Guards are evaluated after successful structural match and can use bound names.

Semantics

ConceptBehavior
Evaluationsubject evaluated once; patterns checked in order
BindingSuccessful match creates new local bindings
FailureNon-matching case continues to next pattern
ExhaustivenessNo implicit else; always include case _: for completeness
GuardsBoolean expressions using pattern-bound variables

Examples2

Algebraic Data Types (ADTs)

Pattern matching elegantly models variant data:

class Node: pass
class Leaf(Node): ...
class Branch(Node):
    __match_args__ = ("left", "right")

def depth(tree):
    match tree:
        case Leaf(): return 1
        case Branch(l, r): return 1 + max(depth(l), depth(r))

Command Parsing

def process(cmd):
    match cmd.split():
        case ["load", filename]:
            load_file(filename)
        case ["quit" | "exit"]:
            sys.exit()
        case _:
            print("Unknown command")

HTTP-like Routing

match (method, path):
    case ("GET", "/"):
        return homepage()
    case ("GET", "/users"):
        return list_users()
    case ("POST", "/users", data):
        return create_user(data)

Design3

Goals

  • Provide clarity and conciseness for branching on structured data.
  • Support static analysis: patterns are explicit and compositional.
  • Encourage declarative code, replacing complex if ladders.

Why Not Switch?

  • Structural, not value-only: matches shape, type, and contents.
  • Integrates with Python’s dynamic typing and destructuring capabilities.

Why Not Functions?

While if statements or dispatch tables can emulate simple branching, pattern matching better communicates intent and is easier to read and verify.

Spec

CategoryRule
Subject typesAny object, including sequences, mappings, and classes
Match protocolFor class patterns, Python checks __match_args__ and attributes
Sequence matchRequires __len__ and __getitem__ methods
Mapping matchRequires .keys() and __getitem__; ignores extra keys
Pattern scopeVariables bound within a case are local to that block
Evaluation orderTop-to-bottom, left-to-right
ErrorsSyntaxError for invalid pattern constructs

Pitfalls

  1. Shadowing: Every bare name in a pattern binds, it doesn’t compare:

    color = "red"
    match color:
        case color:  # always matches and binds new variable!
            ...
    

    Use constants or enums instead:

    match color:
        case "red": ...
    
  2. Ignoring guards: Guards run after matching, not during expensive side effects inside guards are discouraged.
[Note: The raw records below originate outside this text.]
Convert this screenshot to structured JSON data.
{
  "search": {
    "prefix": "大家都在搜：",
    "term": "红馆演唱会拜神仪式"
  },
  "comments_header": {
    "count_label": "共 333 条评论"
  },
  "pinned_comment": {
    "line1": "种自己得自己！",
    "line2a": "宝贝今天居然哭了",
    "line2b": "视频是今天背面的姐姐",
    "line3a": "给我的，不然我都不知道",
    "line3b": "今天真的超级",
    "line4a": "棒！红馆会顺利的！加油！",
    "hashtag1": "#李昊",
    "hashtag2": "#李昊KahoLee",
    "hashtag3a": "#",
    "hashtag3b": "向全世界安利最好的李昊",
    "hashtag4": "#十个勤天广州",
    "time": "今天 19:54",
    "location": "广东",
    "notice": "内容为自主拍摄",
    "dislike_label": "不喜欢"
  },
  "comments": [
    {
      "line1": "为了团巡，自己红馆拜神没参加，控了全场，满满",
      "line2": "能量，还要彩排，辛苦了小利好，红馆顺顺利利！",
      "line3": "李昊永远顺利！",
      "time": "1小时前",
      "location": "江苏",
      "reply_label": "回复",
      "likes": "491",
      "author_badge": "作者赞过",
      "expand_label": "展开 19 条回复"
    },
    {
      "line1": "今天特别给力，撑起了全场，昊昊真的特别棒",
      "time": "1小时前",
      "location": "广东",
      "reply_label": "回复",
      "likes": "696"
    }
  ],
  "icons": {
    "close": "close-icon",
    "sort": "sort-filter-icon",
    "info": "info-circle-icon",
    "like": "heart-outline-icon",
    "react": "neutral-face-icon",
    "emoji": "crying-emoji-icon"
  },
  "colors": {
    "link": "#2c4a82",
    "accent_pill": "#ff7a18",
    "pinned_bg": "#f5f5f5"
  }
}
  3. Over-matching: Pattern length must align unless *rest is used.

Tooling

  • Linters: flake8, ruff, and pyright support pattern syntax.
  • Static analyzers: Type checkers can verify exhaustive matches on enums and dataclasses.
  • Refactoring tools: can replace nested if trees with match statements.

Usage Patterns

Use CasePattern Example
Enum dispatchcase Status.OK:
Dataclassescase Point(x, y):
Command tuplescase ("move", x, y):
JSON-like dictscase {"user": name, "id": uid}:
Error handlingcase {"error": msg} if "fatal" in msg:

Backwards Compatibility and Evolution

  • Introduced in Python 3.104.
  • Future extensions may include:
    • Better exhaustiveness checking
    • Improved IDE refactoring tools
    • Expanded type integration for dataclasses and typing constructs

Backward-incompatible syntax changes are unlikely; the match semantics are stable.

Summary

Pattern matching provides:

  • Declarative branching over structured data
  • Readable syntax for destructuring and filtering
  • Powerful composition of match conditions and guards

It is not a replacement for if statements. It is a new control structure for expressing shape-based logic cleanly and expressively.